Friday, August 06, 2021

Taking the pss

 Many years ago I took out a personal pension through a well-known institution in the market - Standard Life. In 2006 it floated on the London Stock Exchange and I subscribed for a few shares. I have held them ever since.

Standard Life merged with another institution, Aberdeen Asset Management in 2017 and the new entity traded as Standard Life Aberdeen. 

This year the old names have been jettisoned. The business is now known as abrdn. Yes, you saw it right. Out goes the old fuddy-duddy capital letter at the start of the name. Out go any unnecessary vowels. We must now think of this organisation as something both ungrammatical and unpronounceable.
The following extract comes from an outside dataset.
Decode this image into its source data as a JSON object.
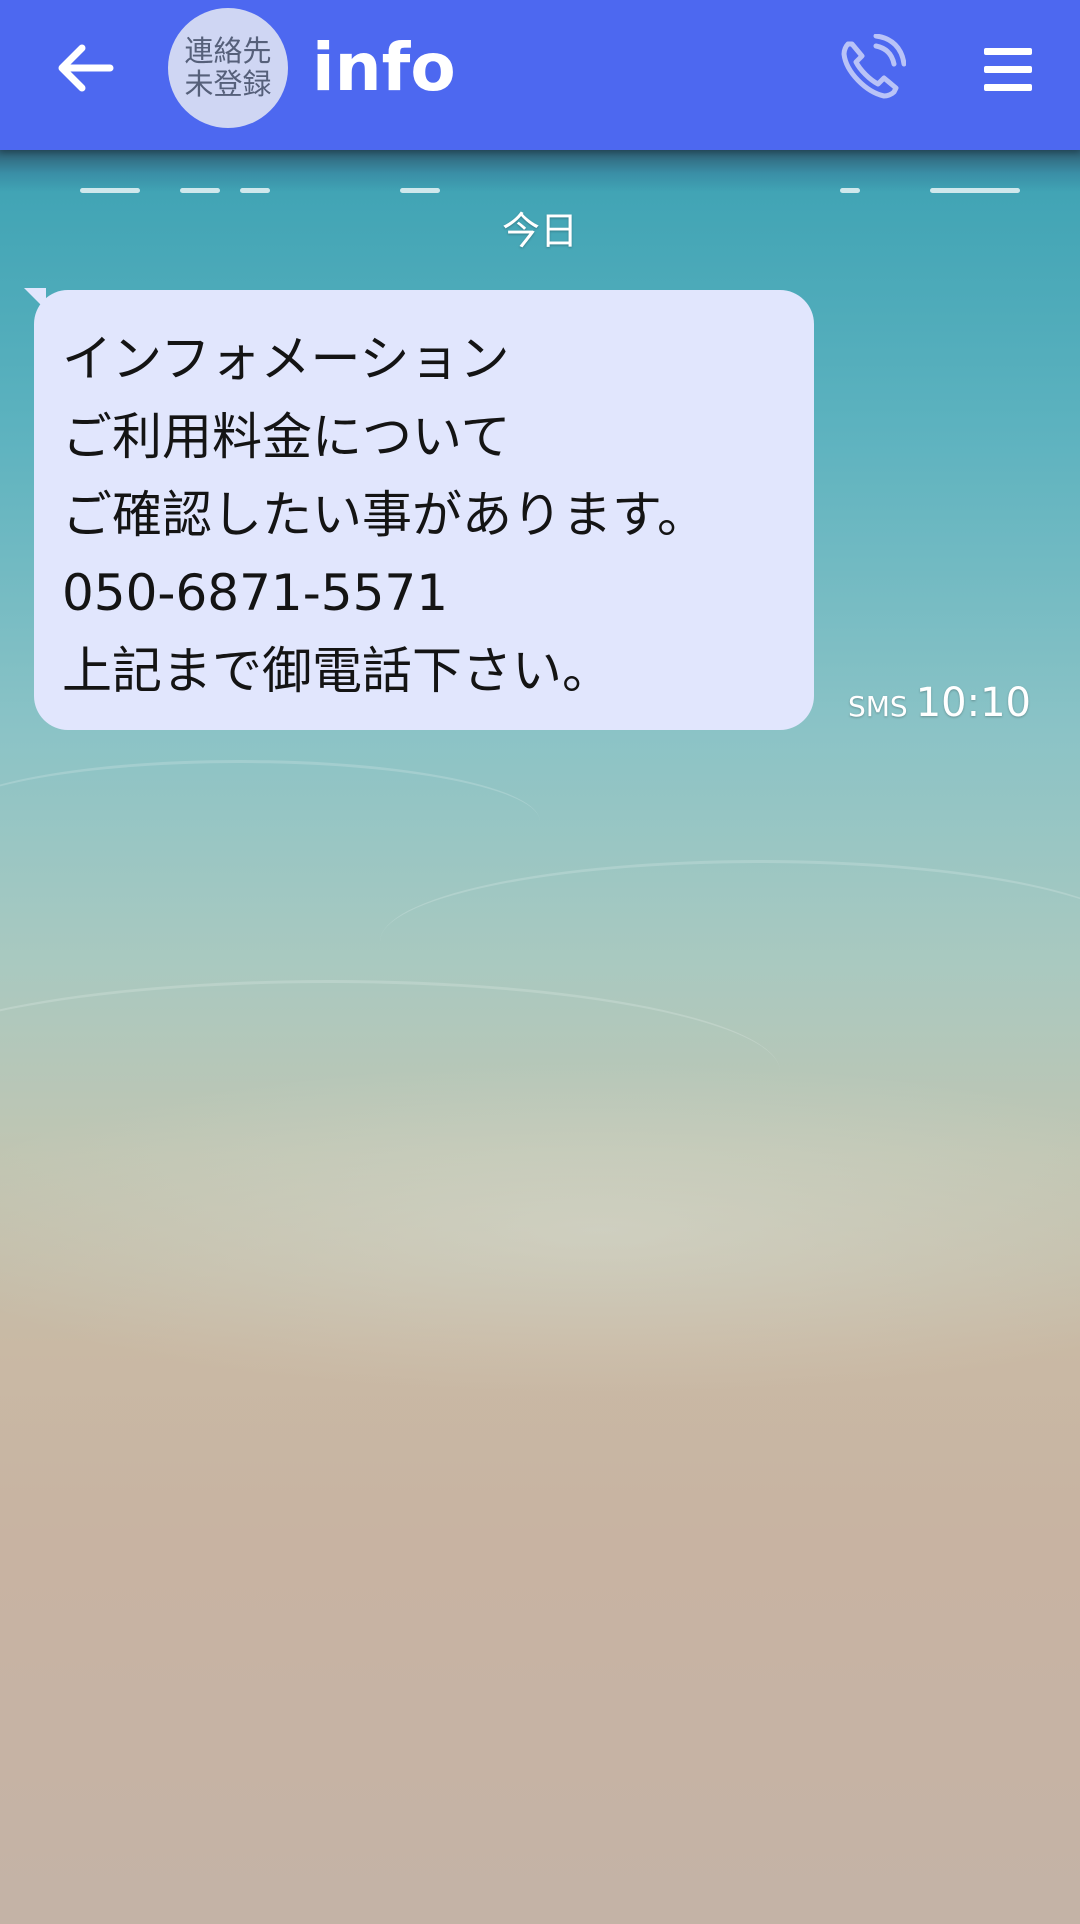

Here is how the business news portal Bloomberg reported the change, in April this year:

Standard Life Aberdeen Plc decided it was the vowels holding it back.

One of the U.K.’s largest asset managers is changing its name to Abrdn -- pronounced “Aberdeen” -- in a bid to attract a younger client base by mimicking the naming approach of some startups. In a major rebrand complete with its own video, the company created by a 2017 mega-merger announced the new name Monday.

The rebranding is “modern, dynamic and, most importantly, engaging,” Chief Executive Officer Stephen Bird said in a statement. “Our new name reflects the clarity of focus that the leadership team are bringing to the business.”

 Incidentally Bloomberg got it wrong. It really is abrdn, not Abrdn. I know because they wrote to me today to tell me they have changed their share registrar.

So "abrdn" is pronounced "Aberdeen". Well, that clears that up.Yes, those pointless and frankly rather irritating number of e's in the name made life so complicated. Now we can phone them up and not waste all that time and instead pack in a lot more investing.

I am however bothered that abrdn still employs a Chief Executive Officer. How old-fashioned. That's never going to cut it with today's youth. Something far more dynamic, with greater clarity of focus, is surely demanded. How about Top Dude? Head Honcho? The Boss Groover? And what's with this "Stephen" nonsense? None of the modern young client base will stand for that. Stv. That's all the letters a modern, thrusting and dynamic Groover needs for that all-important engaging with the kids. Stv Brd. Rolls off the tongue, does it not? Pronounced "Dickhead".